Friday, January 28, 2011

Chicken Tetrazzini on a Cold Night

How about this weather we are getting and the icicles it makes??? These falling icicles can be hazardous. Frigid temperatures have the upper United States frozen. Just up in Maine, it is a reported 35 degrees below. Has me shivering......I don't enjoy it when it is super cold outside, that makes heating my house all the more expensive.

So for dinner, I thought I would make this favorite winter meal. You can add peas or broccoli even! And if you want to bypass the making of the white sauce, you can pick up a couple of jars of Low-Fat Alfredo Sauce by RAGU in your favorite supermarket. That's just a suggestion for my friends who like to cook the easiest way possible...LOL

Chicken Tetrazzini

INGREDIENTS
1/2 tablespoon of butter
1/2 cup of finely chopped onion
1/2 teaspoon of freshly ground black pepper
1 teaspoon of salt
2 cups of sliced crimini mushrooms
1/4 cup of port wine or sherry
1/3 cup of flour
2 3/4 cup of chicken broth
1 1/4 cups of grated fresh Parmesan cheese, divided
1/4 cup (2 ounces) of cream cheese
3 cups of hot cooked linguine (about 1/2 pound of uncooked pasta)
1/2 cup peas , frozen is fine
2 cups of chopped cooked chicken breast (about 3/4 pound)
1 tablespoon of bread crumbs

DIRECTIONS
** Preheat oven to 350F.

**Melt butter in large stockpot coated with cooking spray over medium-high heat. Add onion, pepper, salt, and mushrooms; sauté 4 minutes or until mushrooms are tender. Add port; cook 1 minute.

** Gradually add flour to pan; cook 3 minutes, stirring constantly (mixture will be thick) with a whisk. Gradually add broth, stirring constantly. Bring to a boil. Reduce heat; simmer 5 minutes, stirring frequently. Remove from heat.

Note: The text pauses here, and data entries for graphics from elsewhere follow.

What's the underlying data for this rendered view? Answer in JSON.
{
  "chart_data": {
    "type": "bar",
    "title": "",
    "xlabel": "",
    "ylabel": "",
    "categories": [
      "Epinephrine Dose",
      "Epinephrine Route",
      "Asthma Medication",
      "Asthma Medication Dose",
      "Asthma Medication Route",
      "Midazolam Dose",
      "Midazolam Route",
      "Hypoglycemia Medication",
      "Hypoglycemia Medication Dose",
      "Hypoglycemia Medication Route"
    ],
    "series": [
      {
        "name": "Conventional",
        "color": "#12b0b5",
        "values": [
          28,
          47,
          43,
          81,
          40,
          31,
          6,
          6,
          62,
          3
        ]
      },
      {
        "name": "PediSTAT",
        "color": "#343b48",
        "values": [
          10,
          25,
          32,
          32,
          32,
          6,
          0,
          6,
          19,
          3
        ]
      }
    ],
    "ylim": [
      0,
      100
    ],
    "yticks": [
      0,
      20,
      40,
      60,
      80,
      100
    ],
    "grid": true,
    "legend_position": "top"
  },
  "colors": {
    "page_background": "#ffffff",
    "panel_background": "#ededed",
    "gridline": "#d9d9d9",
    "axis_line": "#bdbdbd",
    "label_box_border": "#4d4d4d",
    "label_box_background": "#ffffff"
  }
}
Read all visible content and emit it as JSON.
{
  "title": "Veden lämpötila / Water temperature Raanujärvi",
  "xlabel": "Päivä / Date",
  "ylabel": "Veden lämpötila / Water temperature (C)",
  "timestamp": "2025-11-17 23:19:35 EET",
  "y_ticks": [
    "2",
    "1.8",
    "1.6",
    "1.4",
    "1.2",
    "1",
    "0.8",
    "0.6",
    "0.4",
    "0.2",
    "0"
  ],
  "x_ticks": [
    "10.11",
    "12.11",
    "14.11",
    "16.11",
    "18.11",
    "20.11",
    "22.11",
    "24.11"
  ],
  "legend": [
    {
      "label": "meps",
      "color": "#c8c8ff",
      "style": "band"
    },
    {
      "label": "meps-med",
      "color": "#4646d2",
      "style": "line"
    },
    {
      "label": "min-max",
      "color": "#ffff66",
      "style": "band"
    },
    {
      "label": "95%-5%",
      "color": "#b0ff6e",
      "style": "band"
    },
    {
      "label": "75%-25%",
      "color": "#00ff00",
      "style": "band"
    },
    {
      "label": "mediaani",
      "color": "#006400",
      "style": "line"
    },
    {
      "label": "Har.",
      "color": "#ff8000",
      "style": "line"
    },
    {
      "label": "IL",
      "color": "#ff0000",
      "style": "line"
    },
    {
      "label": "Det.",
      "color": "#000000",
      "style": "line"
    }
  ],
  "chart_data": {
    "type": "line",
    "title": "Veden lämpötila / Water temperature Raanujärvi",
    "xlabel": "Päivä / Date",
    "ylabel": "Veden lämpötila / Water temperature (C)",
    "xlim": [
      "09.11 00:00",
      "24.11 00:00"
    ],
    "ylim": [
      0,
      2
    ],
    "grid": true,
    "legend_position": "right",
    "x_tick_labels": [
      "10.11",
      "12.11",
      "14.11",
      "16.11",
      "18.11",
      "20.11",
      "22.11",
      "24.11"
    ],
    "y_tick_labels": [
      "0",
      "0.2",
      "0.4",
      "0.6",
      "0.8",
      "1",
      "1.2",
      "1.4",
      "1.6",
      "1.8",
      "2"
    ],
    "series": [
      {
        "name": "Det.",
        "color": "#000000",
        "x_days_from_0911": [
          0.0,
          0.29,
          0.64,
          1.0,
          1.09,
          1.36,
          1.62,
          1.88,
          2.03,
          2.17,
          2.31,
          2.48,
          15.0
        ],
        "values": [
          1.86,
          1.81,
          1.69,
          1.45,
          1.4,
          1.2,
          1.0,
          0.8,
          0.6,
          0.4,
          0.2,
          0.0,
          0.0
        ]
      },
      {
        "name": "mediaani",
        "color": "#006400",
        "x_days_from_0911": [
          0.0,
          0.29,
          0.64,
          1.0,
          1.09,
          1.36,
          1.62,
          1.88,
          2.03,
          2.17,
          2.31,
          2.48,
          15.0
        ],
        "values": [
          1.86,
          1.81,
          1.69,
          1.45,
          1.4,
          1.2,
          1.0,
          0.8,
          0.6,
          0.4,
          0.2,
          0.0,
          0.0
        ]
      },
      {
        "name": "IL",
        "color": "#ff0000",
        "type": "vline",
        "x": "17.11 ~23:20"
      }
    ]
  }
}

** Add 1 cup of Parmesan cheese and cream cheese, stirring with a whisk until cream cheese melts. Add the pasta , peas, and chicken, and fold until blended.

**Pour the pasta mixture into an 8-inch-square baking dish coated with cooking spray.

** Combine breadcrumbs and 1/4 cup Parmesan cheese; sprinkle evenly over pasta mixture.

** Bake at 350F for 30 minutes or until lightly browned. Remove casserole from oven; let stand 15 minutes.

Note: You could skip the making of the cream sauce and substitute with Low-Fat Alfredo Sauce (2 cups)

1 Others Say::

suburbangrandma said...

Yum...your recipe for Chicken Tetrazzini sounds great. I am saving it in my recipes to try, since it is little different from my Turkey Tetrazzini recipe:
http://suburbangrandma.com/saving-money/turkey-or-chicken-tetrazzii-recipe/

Those are some serious icicles!!!! This means that the attic needs more insulation.